= Niels Toller =

Danish merchant (1592–1642)

Niels Toller (1592 – 8 January 1642) was a Danish-born merchant who settled in Norway and became the wealthiest person in Christiania.

==Biography==
Niels Toller was born in Haderslev, in Southern Jutland, Denmark. He first arrived in Norway in 1620 and quickly began to establish itself as a businessman, and received citizenship in 1621. He became part of a network of enterprising merchants from Haderslev, which also included Hans Stockfleth and Johan Garmann. After a devastating fire in 1624, King Christian IV ordered the old city of Oslo to be moved closer to the fortification of Akershus Castle and also renamed it to Christiania. Niels Toller achieved monopoly on the trade in Old Oslo, and had favourable agreements with the Crown's sawmills along Akerselva.

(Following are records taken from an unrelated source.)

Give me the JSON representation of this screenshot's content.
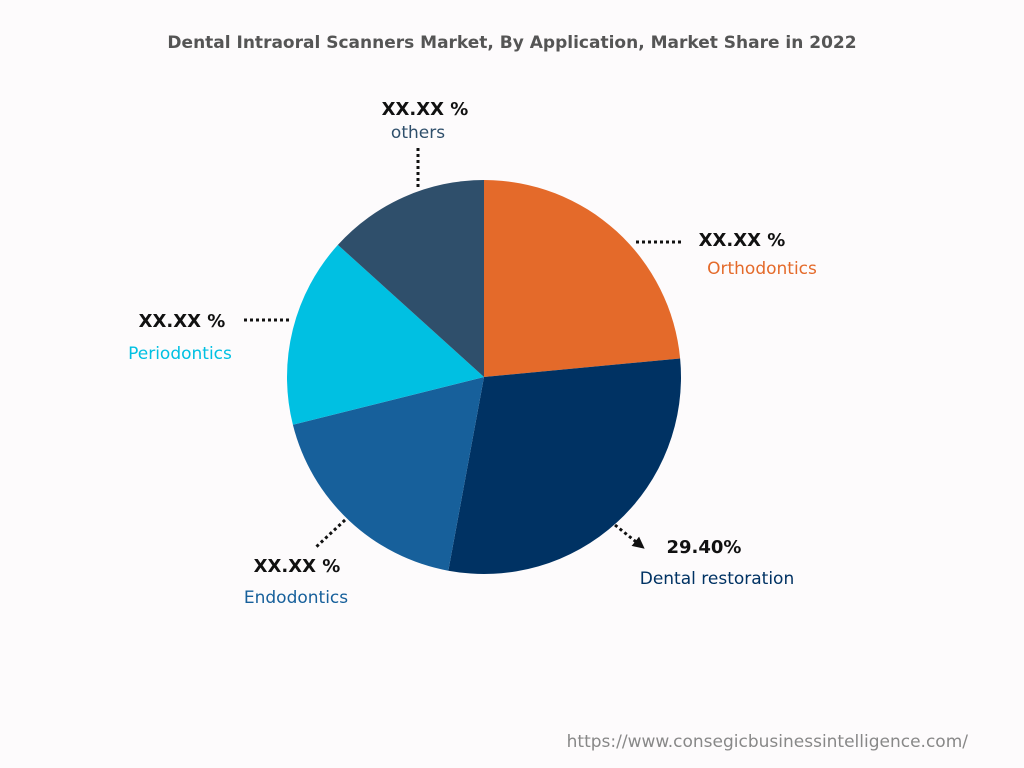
{
  "chart_data": {
    "type": "pie",
    "title": "Dental Intraoral Scanners Market, By Application, Market Share in 2022",
    "categories": [
      "Orthodontics",
      "Dental restoration",
      "Endodontics",
      "Periodontics",
      "others"
    ],
    "values": [
      23.5,
      29.4,
      18.2,
      15.6,
      13.3
    ],
    "value_labels": [
      "XX.XX %",
      "29.40%",
      "XX.XX %",
      "XX.XX %",
      "XX.XX %"
    ],
    "colors": [
      "#e46a2a",
      "#003263",
      "#17609b",
      "#00c0e2",
      "#2f4f6b"
    ]
  },
  "source": "https://www.consegicbusinessintelligence.com/"
}
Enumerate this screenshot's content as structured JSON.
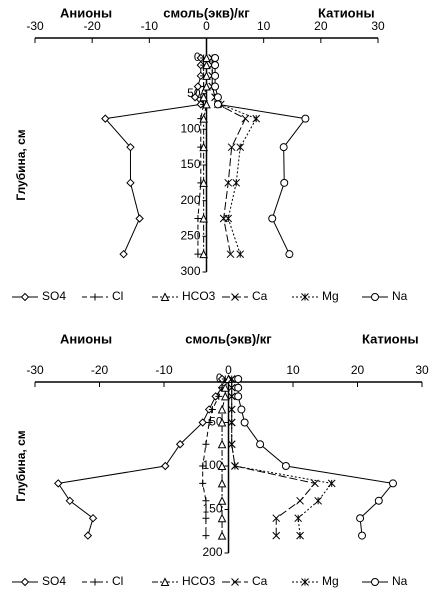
{
  "chart_data": [
    {
      "type": "line",
      "title": "смоль(экв)/кг",
      "annotations": [
        "Анионы",
        "Катионы"
      ],
      "y_label": "Глубина, см",
      "y": [
        0,
        10,
        25,
        40,
        55,
        65,
        85,
        125,
        175,
        225,
        275
      ],
      "xlim": [
        -30,
        30
      ],
      "xticks": [
        -30,
        -20,
        -10,
        0,
        10,
        20,
        30
      ],
      "ylim": [
        0,
        300
      ],
      "yticks": [
        0,
        50,
        100,
        150,
        200,
        250,
        300
      ],
      "y_reversed": true,
      "series": [
        {
          "name": "SO4",
          "color": "#000000",
          "values": [
            -1,
            -1,
            -1,
            -1.5,
            -2,
            -1,
            -17.7,
            -13.3,
            -13.3,
            -11.7,
            -14.5
          ]
        },
        {
          "name": "Cl",
          "color": "#000000",
          "values": [
            -0.5,
            -0.5,
            -0.5,
            -0.5,
            -1,
            -0.5,
            -1,
            -1,
            -1,
            -1.5,
            -1.5
          ]
        },
        {
          "name": "HCO3",
          "color": "#000000",
          "values": [
            0,
            0,
            0,
            0,
            -0.5,
            0,
            -0.5,
            -0.5,
            -0.5,
            -0.5,
            -0.5
          ]
        },
        {
          "name": "Ca",
          "color": "#000000",
          "values": [
            1,
            1,
            1,
            1,
            1.5,
            2,
            6.8,
            4.4,
            3.8,
            3,
            4.2
          ]
        },
        {
          "name": "Mg",
          "color": "#000000",
          "values": [
            1,
            1,
            1,
            1,
            1.5,
            2.5,
            8.7,
            5.9,
            5.2,
            3.8,
            5.9
          ]
        },
        {
          "name": "Na",
          "color": "#000000",
          "values": [
            1.5,
            1.5,
            1.5,
            1.5,
            2,
            2,
            17.3,
            13.5,
            13.6,
            11.5,
            14.5
          ]
        }
      ]
    },
    {
      "type": "line",
      "title": "смоль(экв)/кг",
      "annotations": [
        "Анионы",
        "Катионы"
      ],
      "y_label": "Глубина, см",
      "y": [
        0,
        10,
        20,
        35,
        50,
        75,
        100,
        120,
        140,
        160,
        180
      ],
      "xlim": [
        -30,
        30
      ],
      "xticks": [
        -30,
        -20,
        -10,
        0,
        10,
        20,
        30
      ],
      "ylim": [
        0,
        200
      ],
      "yticks": [
        0,
        50,
        100,
        150,
        200
      ],
      "y_reversed": true,
      "series": [
        {
          "name": "SO4",
          "color": "#000000",
          "values": [
            -1,
            -1,
            -2,
            -3,
            -4,
            -7.5,
            -9.8,
            -26.4,
            -24.6,
            -21,
            -21.8
          ]
        },
        {
          "name": "Cl",
          "color": "#000000",
          "values": [
            -0.5,
            -1,
            -1.5,
            -2.5,
            -3,
            -3.5,
            -4,
            -4,
            -3.5,
            -3.5,
            -3.5
          ]
        },
        {
          "name": "HCO3",
          "color": "#000000",
          "values": [
            0,
            -0.5,
            -0.5,
            -1,
            -1,
            -1,
            -1,
            -1,
            -1,
            -1,
            -1
          ]
        },
        {
          "name": "Ca",
          "color": "#000000",
          "values": [
            0.5,
            0.5,
            0.5,
            0.5,
            0.5,
            0.5,
            1,
            13.4,
            11.1,
            7.4,
            7.4
          ]
        },
        {
          "name": "Mg",
          "color": "#000000",
          "values": [
            0.5,
            0.5,
            0.5,
            0.5,
            0.5,
            0.5,
            1,
            16,
            13.9,
            10.8,
            11.1
          ]
        },
        {
          "name": "Na",
          "color": "#000000",
          "values": [
            1.5,
            1.5,
            1.5,
            2,
            2.5,
            4.9,
            8.9,
            25.5,
            23.3,
            20.4,
            20.7
          ]
        }
      ]
    }
  ]
}
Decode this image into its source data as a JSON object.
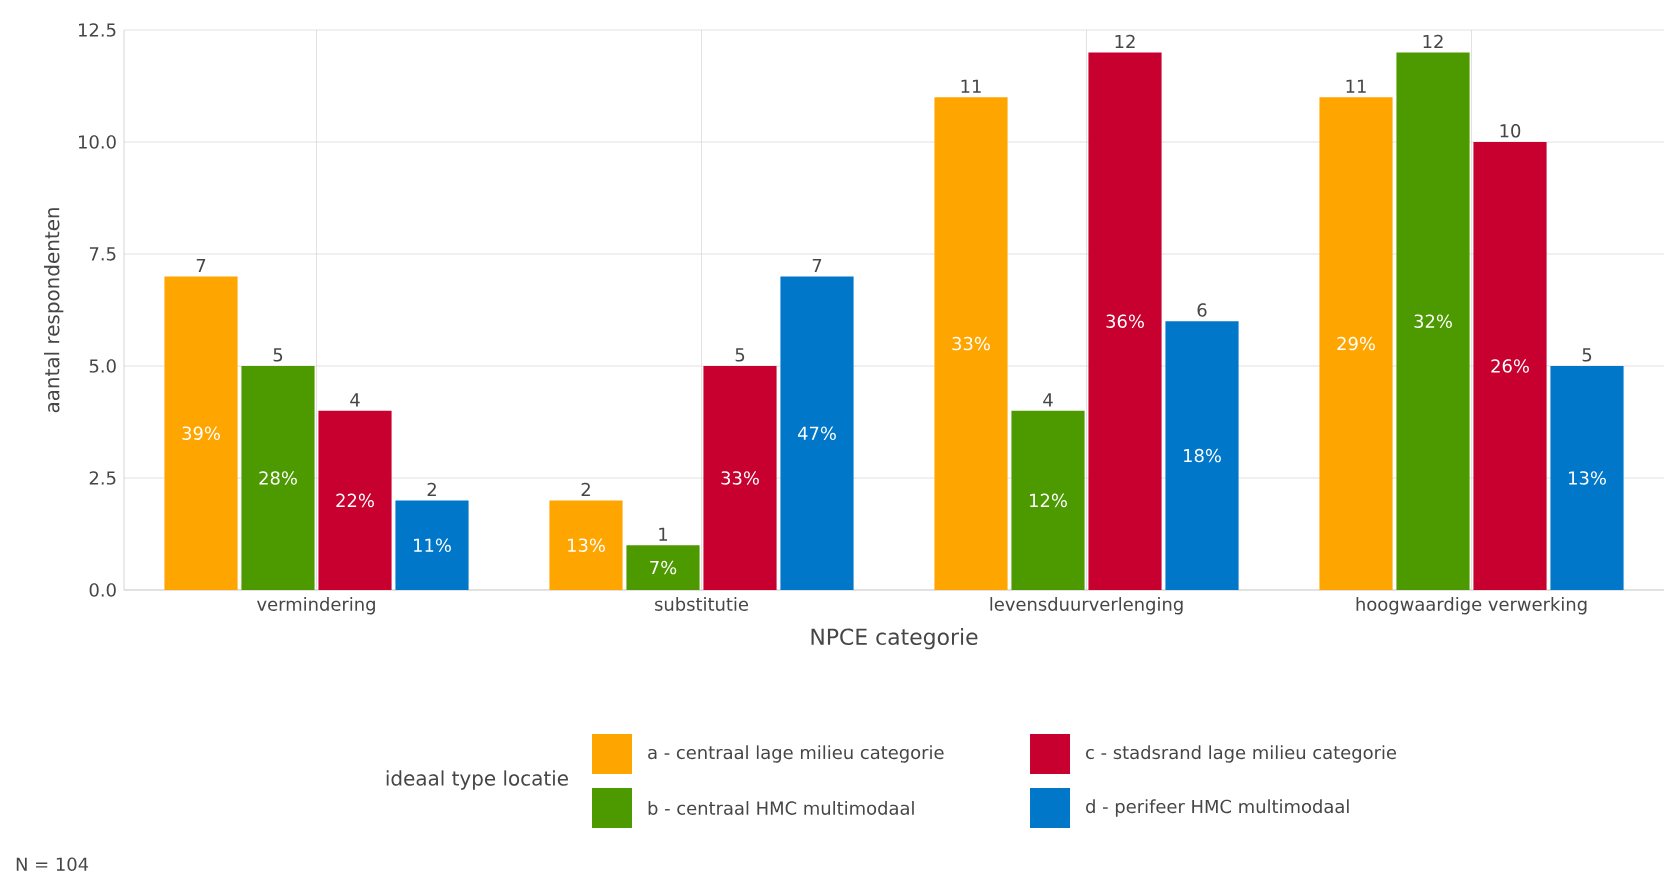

In time, he operated a shipping and lumber export business. He also owned two of the 32 shares of the Kongsberg Silver Mines. He owned the site of Oslo Ladegård and from 1629 he served as Mayor of Christiania.

Niels Toller, d.e. (the elder) was the father of Niels Toller, d.y. (the younger) (c.1624–1676) who served as assessor for Overhoffretten, the highest court in Norway from 1667 to 1797. His grandchildren included Karen Toller (1662–1742).